斗笠下的眼睛扫过城头的卫兵。那些卫兵腰间的佩刀,赫然是魔月军坊的样式,只是换了块苍古的徽章。一个幽冥猎手对着同伴低语,声音像冰碴子:“绝帝说,三日后,让苍古的早朝,奏本上只能有‘遵旨’二字。”
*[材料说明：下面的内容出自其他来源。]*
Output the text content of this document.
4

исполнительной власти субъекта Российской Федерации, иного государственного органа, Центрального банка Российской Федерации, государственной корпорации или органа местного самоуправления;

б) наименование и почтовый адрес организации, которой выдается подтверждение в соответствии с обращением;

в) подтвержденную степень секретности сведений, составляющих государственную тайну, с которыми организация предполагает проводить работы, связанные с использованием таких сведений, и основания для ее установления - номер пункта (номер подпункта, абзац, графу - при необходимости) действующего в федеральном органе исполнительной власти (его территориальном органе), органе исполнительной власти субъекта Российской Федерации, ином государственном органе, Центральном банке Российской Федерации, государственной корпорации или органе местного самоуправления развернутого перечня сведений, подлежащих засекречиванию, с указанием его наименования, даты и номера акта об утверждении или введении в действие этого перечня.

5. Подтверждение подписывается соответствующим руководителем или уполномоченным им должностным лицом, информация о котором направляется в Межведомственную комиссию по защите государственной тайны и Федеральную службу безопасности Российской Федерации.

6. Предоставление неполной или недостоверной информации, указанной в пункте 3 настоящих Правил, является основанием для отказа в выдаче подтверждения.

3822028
风卷着紫雾掠过两国边境的界碑,碑上“苍古”二字已经被风雨磨得浅淡,底下却新刻了行小字,被青苔遮着,细看竟是“魔月暗域”。卖花老妪的康乃馨谢了一地,她数着飘落的花瓣,数到第七片时,终于想起——二十年前,就是这样的雾天,她儿子穿着苍古的军服,被“自己人”从背后捅了一刀,尸身至今没找着。
绝帝坐在紫宸殿的蟠龙椅上,指尖轻叩着扶手上的玉纹,目光扫过阶下垂首的群臣,像在审视棋盘上的棋子。那些敢抬眼与他对视的,不出三日便会被寻个由头贬斥边疆——他最厌棋子妄图跳出棋盘,正如厌恶衣袖沾染的尘埃,拂去时连眉头都懒得皱一下。
但当户部尚书捧着赈灾策论上前,字字句句皆是民生疾苦时,他却罕见地放缓了语气:“准了。粮草从内库调,不够就动我的私藏。”那尚书鬓角染霜,背微驼,却敢在他面前直言“赋税过重”,绝帝虽嫌其锋芒刺眼,却也明白,这副脊梁骨,是撑着帝国粮仓的顶梁柱,动不得。